- Film poster
- Directed by: Dino Mustafić Danis Tanović
- Written by: Zlatko Topčić
- Produced by: Edin Lonić Smail Tokić
- Cinematography: Hakija Topić
- Edited by: Fadil Komarica
- Music by: Fadil Komarica
- Production company: FAOS
- Distributed by: FAOS
- Release date: 18 May 1995 (Cannes);
- Running time: 52 minutes
- Country: Bosnia and Herzegovina
- Language: Bosnian

= Miracle in Bosnia =

Miracle in Bosnia (Bosnian: Čudo u Bosni) is a 1995 Bosnian documentary film directed by Dino Mustafić and Danis Tanović, written by Zlatko Topčić, produced by Edin Lonić and Smail Tokić.

It won the Special Award at the 1995 Cannes Film Festival.

==Plot and theme==
A documentary film shot on the occasion of the third anniversary of Army of the Republic of Bosnia and Herzegovina. Combining documentary materials with narrative, the film shows an evolution of the Bosnian Army, from small units, as it was at the beginning of the war, to military formations at the end of the third year of the war.

==Production==
The film was shot during the Bosnian War.

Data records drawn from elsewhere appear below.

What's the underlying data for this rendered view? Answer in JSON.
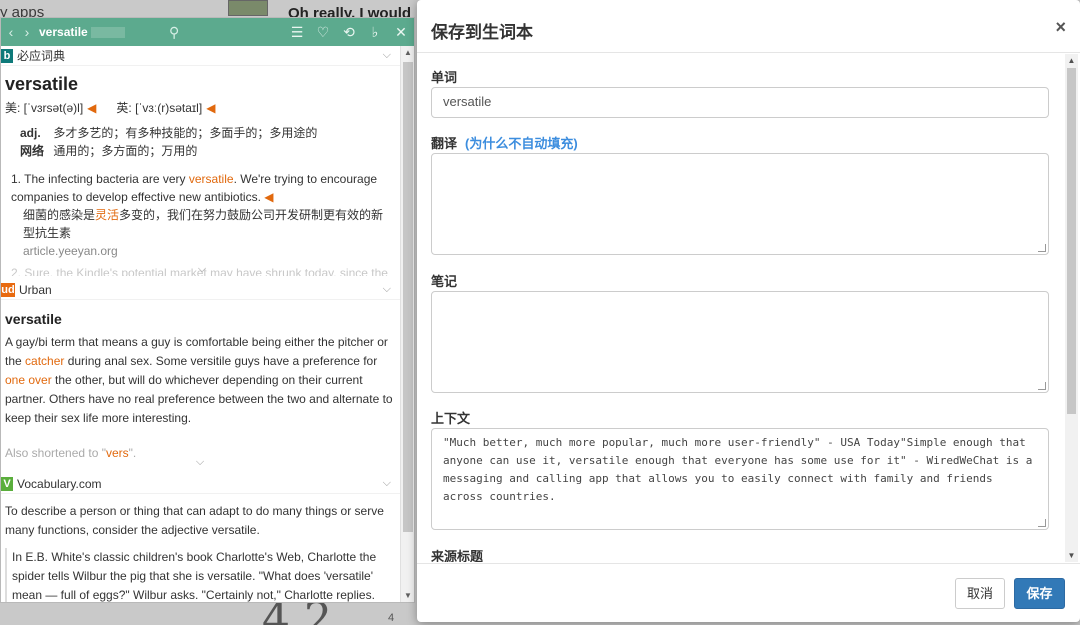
{
  "background": {
    "apps_text": "y apps",
    "chat_text": "Oh really, I would",
    "big_number": "4 2",
    "small_number": "4"
  },
  "dict": {
    "search_value": "versatile",
    "bing": {
      "source": "必应词典",
      "word": "versatile",
      "us_phon": "美: [ˈvɜrsət(ə)l]",
      "uk_phon": "英: [ˈvɜː(r)sətaɪl]",
      "defs": [
        {
          "pos": "adj.",
          "text": "多才多艺的；有多种技能的；多面手的；多用途的"
        },
        {
          "pos": "网络",
          "text": "通用的；多方面的；万用的"
        }
      ],
      "sentence_prefix": "1. The infecting bacteria are very ",
      "sentence_hl": "versatile",
      "sentence_suffix": ". We're trying to encourage companies to develop effective new antibiotics.",
      "translation_prefix": "细菌的感染是",
      "translation_hl": "灵活",
      "translation_suffix": "多变的，我们在努力鼓励公司开发研制更有效的新型抗生素",
      "sentence_src": "article.yeeyan.org",
      "faded_sentence": "2. Sure, the Kindle's potential market may have shrunk today, since the"
    },
    "urban": {
      "source": "Urban",
      "logo": "ud",
      "word": "versatile",
      "def_1": "A gay/bi term that means a guy is comfortable being either the pitcher or the ",
      "def_hl1": "catcher",
      "def_2": " during anal sex. Some versitile guys have a preference for ",
      "def_hl2": "one over",
      "def_3": " the other, but will do whichever depending on their current partner. Others have no real preference between the two and alternate to keep their sex life more interesting.",
      "short_prefix": "Also shortened to \"",
      "short_hl": "vers",
      "short_suffix": "\"."
    },
    "vocab": {
      "source": "Vocabulary.com",
      "logo": "V",
      "desc": "To describe a person or thing that can adapt to do many things or serve many functions, consider the adjective versatile.",
      "quote": "In E.B. White's classic children's book Charlotte's Web, Charlotte the spider tells Wilbur the pig that she is versatile. \"What does 'versatile' mean — full of eggs?\" Wilbur asks. \"Certainly not,\" Charlotte replies."
    }
  },
  "modal": {
    "title": "保存到生词本",
    "close": "×",
    "word_label": "单词",
    "word_value": "versatile",
    "translation_label": "翻译",
    "translation_hint": "(为什么不自动填充)",
    "notes_label": "笔记",
    "context_label": "上下文",
    "context_value": "\"Much better, much more popular, much more user-friendly\" - USA Today\"Simple enough that anyone can use it, versatile enough that everyone has some use for it\" - WiredWeChat is a messaging and calling app that allows you to easily connect with family and friends across countries.",
    "source_title_label": "来源标题",
    "cancel": "取消",
    "save": "保存"
  },
  "colors": {
    "topbar": "#5caa8e",
    "highlight": "#e1690e",
    "primary": "#3279b7",
    "hint": "#3c8dde"
  }
}
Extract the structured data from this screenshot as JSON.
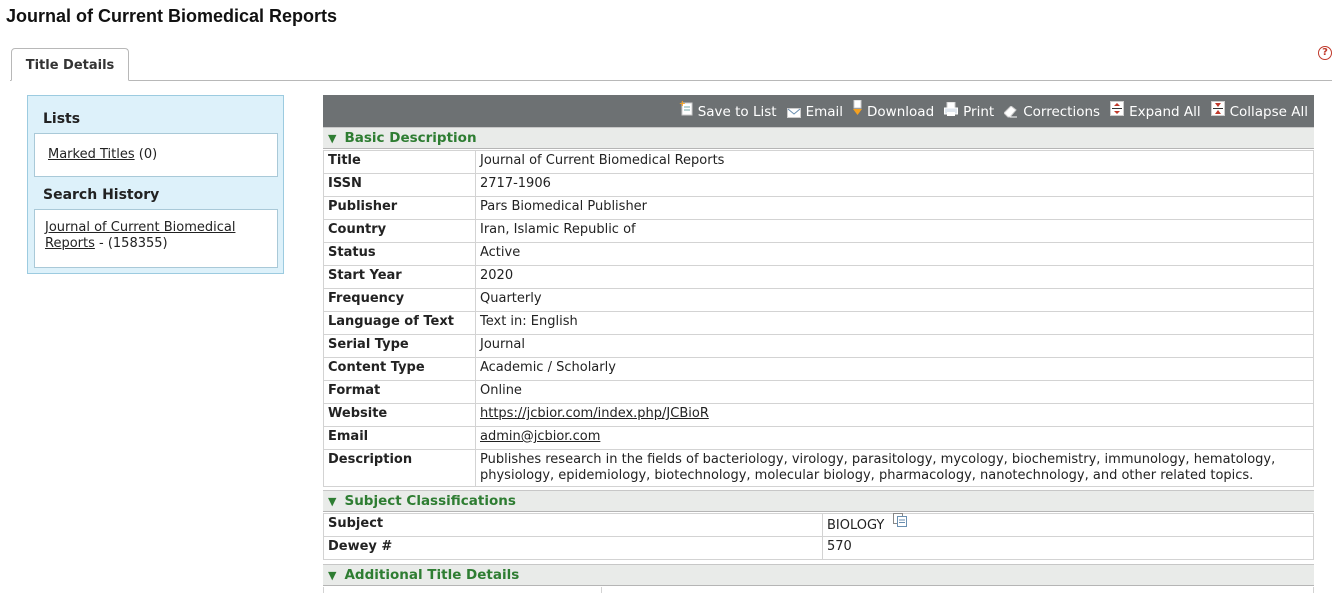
{
  "page": {
    "title": "Journal of Current Biomedical Reports"
  },
  "tabs": [
    {
      "label": "Title Details"
    }
  ],
  "help": {
    "glyph": "?"
  },
  "sidebar": {
    "lists_heading": "Lists",
    "marked_titles_link": "Marked Titles",
    "marked_titles_count": "(0)",
    "search_history_heading": "Search History",
    "history_link": "Journal of Current Biomedical Reports",
    "history_count": "- (158355)"
  },
  "toolbar": {
    "save_to_list": "Save to List",
    "email": "Email",
    "download": "Download",
    "print": "Print",
    "corrections": "Corrections",
    "expand_all": "Expand All",
    "collapse_all": "Collapse All"
  },
  "sections": {
    "basic": "Basic Description",
    "subject": "Subject Classifications",
    "additional": "Additional Title Details",
    "arrow": "▼"
  },
  "basic_rows": [
    {
      "label": "Title",
      "value": "Journal of Current Biomedical Reports"
    },
    {
      "label": "ISSN",
      "value": "2717-1906"
    },
    {
      "label": "Publisher",
      "value": "Pars Biomedical Publisher"
    },
    {
      "label": "Country",
      "value": "Iran, Islamic Republic of"
    },
    {
      "label": "Status",
      "value": "Active"
    },
    {
      "label": "Start Year",
      "value": "2020"
    },
    {
      "label": "Frequency",
      "value": "Quarterly"
    },
    {
      "label": "Language of Text",
      "value": "Text in: English"
    },
    {
      "label": "Serial Type",
      "value": "Journal"
    },
    {
      "label": "Content Type",
      "value": "Academic / Scholarly"
    },
    {
      "label": "Format",
      "value": "Online"
    },
    {
      "label": "Website",
      "value": "https://jcbior.com/index.php/JCBioR"
    },
    {
      "label": "Email",
      "value": "admin@jcbior.com"
    },
    {
      "label": "Description",
      "value": "Publishes research in the fields of bacteriology, virology, parasitology, mycology, biochemistry, immunology, hematology, physiology, epidemiology, biotechnology, molecular biology, pharmacology, nanotechnology, and other related topics."
    }
  ],
  "subject_rows": [
    {
      "label": "Subject",
      "value": "BIOLOGY"
    },
    {
      "label": "Dewey #",
      "value": "570"
    }
  ],
  "colors": {
    "toolbar_bg": "#6d7173",
    "section_text": "#2e7d32",
    "sidebar_bg": "#ddf1fa",
    "help": "#c0392b"
  }
}
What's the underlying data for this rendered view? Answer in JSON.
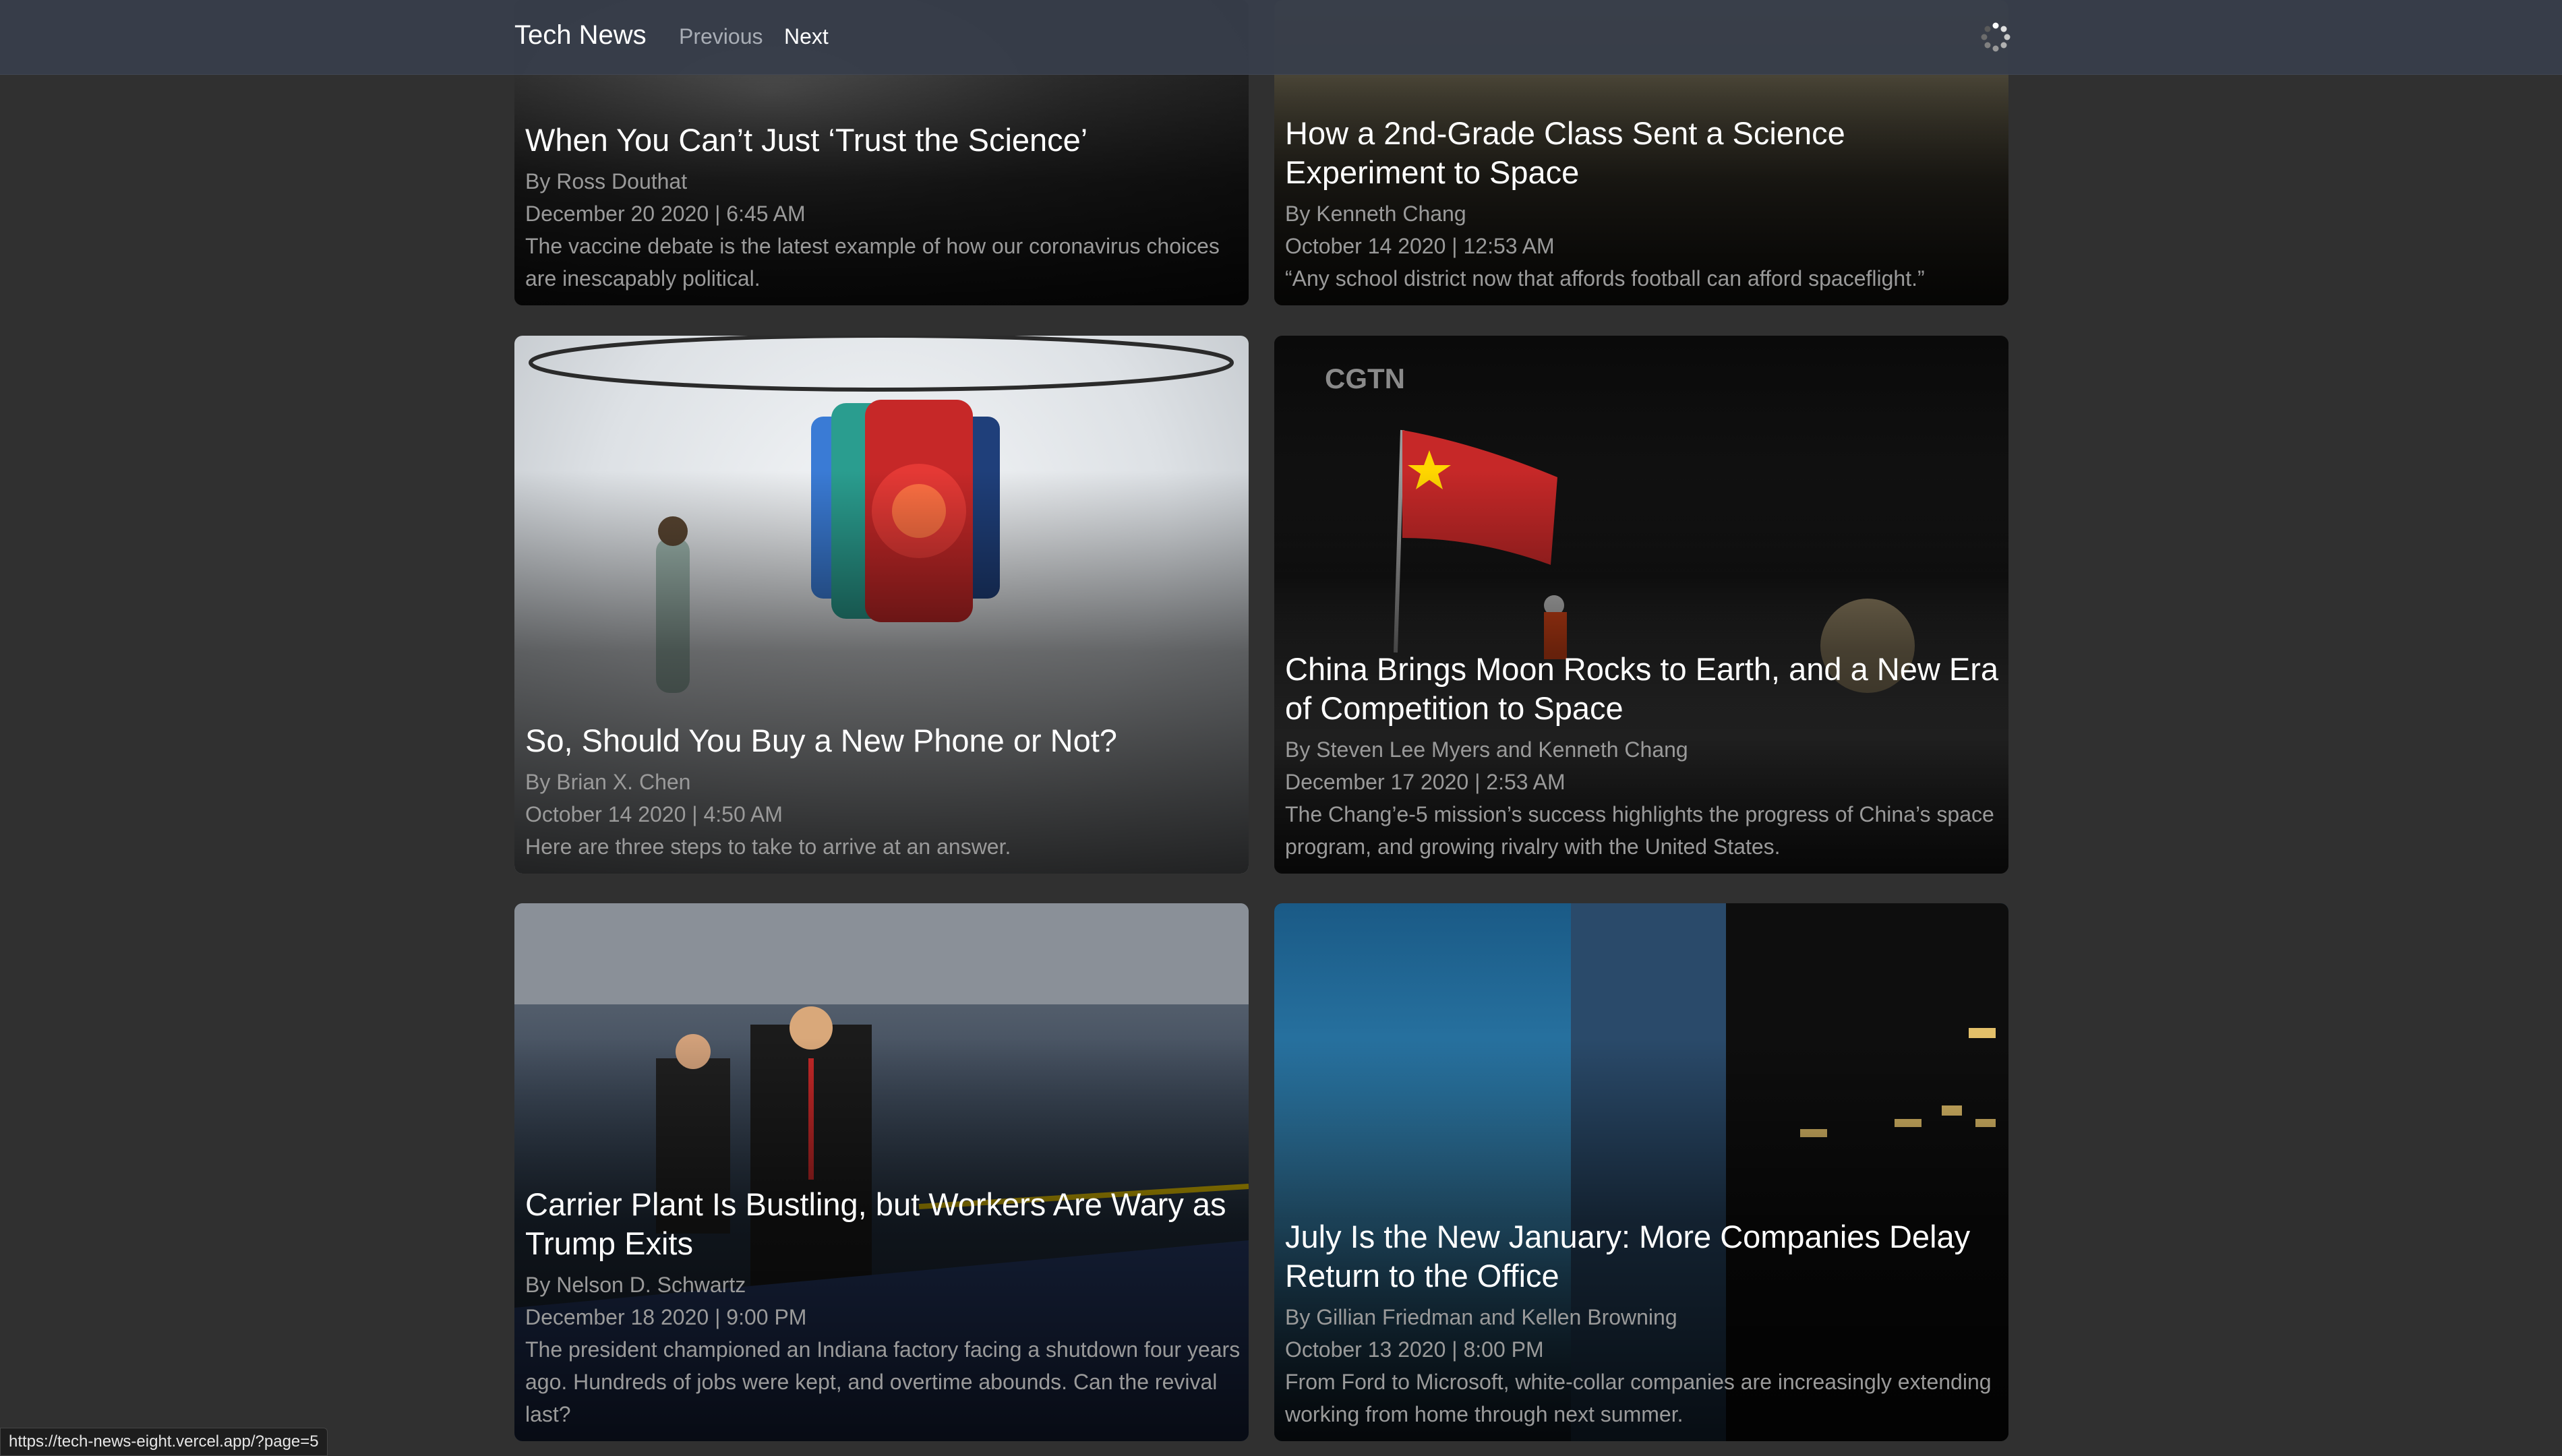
{
  "navbar": {
    "brand": "Tech News",
    "previous_label": "Previous",
    "next_label": "Next",
    "loading_icon": "spinner-icon"
  },
  "articles": [
    {
      "title": "When You Can’t Just ‘Trust the Science’",
      "byline": "By Ross Douthat",
      "date": "December 20 2020 | 6:45 AM",
      "description": "The vaccine debate is the latest example of how our coronavirus choices are inescapably political."
    },
    {
      "title": "How a 2nd-Grade Class Sent a Science Experiment to Space",
      "byline": "By Kenneth Chang",
      "date": "October 14 2020 | 12:53 AM",
      "description": "“Any school district now that affords football can afford spaceflight.”"
    },
    {
      "title": "So, Should You Buy a New Phone or Not?",
      "byline": "By Brian X. Chen",
      "date": "October 14 2020 | 4:50 AM",
      "description": "Here are three steps to take to arrive at an answer."
    },
    {
      "title": "China Brings Moon Rocks to Earth, and a New Era of Competition to Space",
      "byline": "By Steven Lee Myers and Kenneth Chang",
      "date": "December 17 2020 | 2:53 AM",
      "description": "The Chang’e-5 mission’s success highlights the progress of China’s space program, and growing rivalry with the United States.",
      "image_text": "CGTN"
    },
    {
      "title": "Carrier Plant Is Bustling, but Workers Are Wary as Trump Exits",
      "byline": "By Nelson D. Schwartz",
      "date": "December 18 2020 | 9:00 PM",
      "description": "The president championed an Indiana factory facing a shutdown four years ago. Hundreds of jobs were kept, and overtime abounds. Can the revival last?"
    },
    {
      "title": "July Is the New January: More Companies Delay Return to the Office",
      "byline": "By Gillian Friedman and Kellen Browning",
      "date": "October 13 2020 | 8:00 PM",
      "description": "From Ford to Microsoft, white-collar companies are increasingly extending working from home through next summer."
    }
  ],
  "status_bar": {
    "url": "https://tech-news-eight.vercel.app/?page=5"
  },
  "colors": {
    "page_background": "#303030",
    "navbar_background": "#373e4a",
    "meta_text": "#9a9a9a"
  }
}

==Release and screenings==
During 1995 and 1996, it was screened at over 20 international film festivals: Cannes Film Festival, Venice Film Festival, Berlin International Film Festival, International Film Festival Rotterdam, Karlovy Vary International Film Festival, Toronto International Film Festival, Locarno Festival, New York Film Festival, Los Angeles Film Festival, International Documentary Film Festival Amsterdam, and many other.

==Reception==
Miracle in Bosnia garnered positive reviews by audiences and critics. It received a 15 minute standing ovation at the 1995 Cannes Film Festival. Film critics from The New York Times and Los Angeles Times praised the film.